Lastly, the legal opinion addresses the feature of the ordinance that mandates a living wage for businesses receiving economic development subsidies. Making a property-rights argument, Cain wrote that a living wage imposed on existing economic incentive agreements would violate due process and contract clause protections. This piece of the opinion is persuasivea new law cannot modify existing contractual responsibilities without compensation. (For their part, living-wage supporters say it was never their intention to apply the ordinance to existing subsidy arrangements.)
But the opinion does entertain the possibility that a living-wage measure covering agreements for future economic development subsidies could pass legal muster.
Where does this leave the proposed living wage?
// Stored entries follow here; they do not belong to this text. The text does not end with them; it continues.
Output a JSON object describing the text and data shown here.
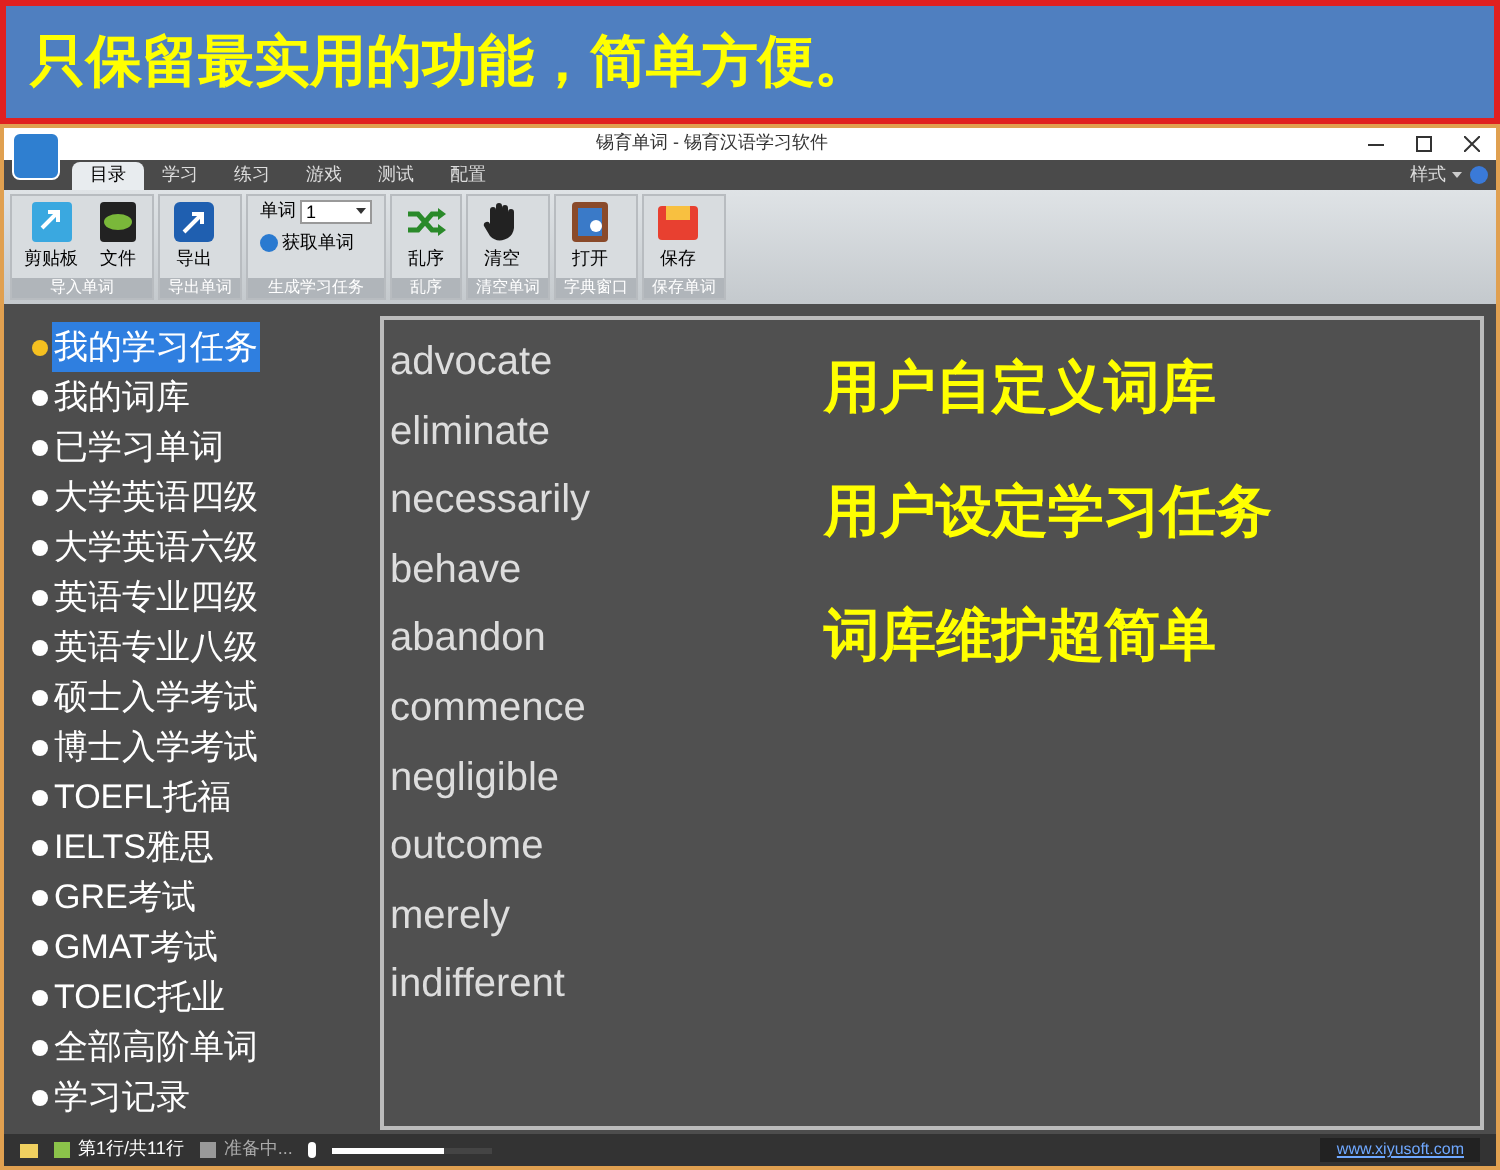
{
  "banner": {
    "text": "只保留最实用的功能，简单方便。"
  },
  "window": {
    "title": "锡育单词 - 锡育汉语学习软件",
    "style_menu": "样式"
  },
  "tabs": [
    {
      "label": "目录",
      "selected": true
    },
    {
      "label": "学习",
      "selected": false
    },
    {
      "label": "练习",
      "selected": false
    },
    {
      "label": "游戏",
      "selected": false
    },
    {
      "label": "测试",
      "selected": false
    },
    {
      "label": "配置",
      "selected": false
    }
  ],
  "ribbon_groups": [
    {
      "label": "导入单词",
      "buttons": [
        {
          "kind": "clipboard",
          "label": "剪贴板"
        },
        {
          "kind": "file",
          "label": "文件"
        }
      ]
    },
    {
      "label": "导出单词",
      "buttons": [
        {
          "kind": "export",
          "label": "导出"
        }
      ]
    },
    {
      "label": "生成学习任务",
      "kind": "task",
      "field_label": "单词",
      "field_value": "1",
      "action": "获取单词"
    },
    {
      "label": "乱序",
      "buttons": [
        {
          "kind": "shuffle",
          "label": "乱序"
        }
      ]
    },
    {
      "label": "清空单词",
      "buttons": [
        {
          "kind": "hand",
          "label": "清空"
        }
      ]
    },
    {
      "label": "字典窗口",
      "buttons": [
        {
          "kind": "book",
          "label": "打开"
        }
      ]
    },
    {
      "label": "保存单词",
      "buttons": [
        {
          "kind": "save",
          "label": "保存"
        }
      ]
    }
  ],
  "word_lists": [
    {
      "label": "我的学习任务",
      "selected": true
    },
    {
      "label": "我的词库",
      "selected": false
    },
    {
      "label": "已学习单词",
      "selected": false
    },
    {
      "label": "大学英语四级",
      "selected": false
    },
    {
      "label": "大学英语六级",
      "selected": false
    },
    {
      "label": "英语专业四级",
      "selected": false
    },
    {
      "label": "英语专业八级",
      "selected": false
    },
    {
      "label": "硕士入学考试",
      "selected": false
    },
    {
      "label": "博士入学考试",
      "selected": false
    },
    {
      "label": "TOEFL托福",
      "selected": false
    },
    {
      "label": "IELTS雅思",
      "selected": false
    },
    {
      "label": "GRE考试",
      "selected": false
    },
    {
      "label": "GMAT考试",
      "selected": false
    },
    {
      "label": "TOEIC托业",
      "selected": false
    },
    {
      "label": "全部高阶单词",
      "selected": false
    },
    {
      "label": "学习记录",
      "selected": false
    }
  ],
  "words": [
    "advocate",
    "eliminate",
    "necessarily",
    "behave",
    "abandon",
    "commence",
    "negligible",
    "outcome",
    "merely",
    "indifferent"
  ],
  "callouts": [
    "用户自定义词库",
    "用户设定学习任务",
    "词库维护超简单"
  ],
  "status_bar": {
    "position": "第1行/共11行",
    "status": "准备中...",
    "level": 0.7,
    "link": "www.xiyusoft.com"
  }
}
Although Metro Law Director Karl Dean describes the legal opinion as “not a close call,” there are legitimate grounds for skepticism about some of its core arguments. But mere skepticism does not translate into political viability. Living-wage supporters and Council backers will huddle later this week to plan strategy going forward. Council member Don Majors, the ordinance’s lead sponsor, indicates that he intends to proceed with a substitute measure that would, at a minimum, preserve the living-wage mandate for future recipients of economic development (the one element more or less left standing by the legal opinion). Meanwhile, living-wage campaign organizers are pondering whether a challenge to the legal opinion might be feasible.
But supporters are concerned that whatever the substantive merits of the legal opinion, its forceful dismissal of the legality of the ordinance will send Council members into retreat and unravel the fragile majority that has persisted up until this point. One idea supporters are toying with is a non-binding Council resolution instead of, or along with, an ordinance. This could be a way to legislate the principle of a living wage now, paving the way for creating an enforceable living wage later, perhaps through the charter amendment process.
In the meantime, the legal developments and their potential to derail the living-wage movement presumably delighted Mayor Bill Purcell and his friends in the alliance of business interests (calling themselves the Coalition to Keep Nashville Working) who fiercely oppose the very concept of a mandatory wage aimed at lifting low-wage workers into the lofty realm of basic economic independence. In a breathtaking display of intransigence last week, the coalition’s Francis Guess declared that the group remains “strongly opposed to anything referred to as a living wage.” Poverty, on the other hand, is apparently not objectionable.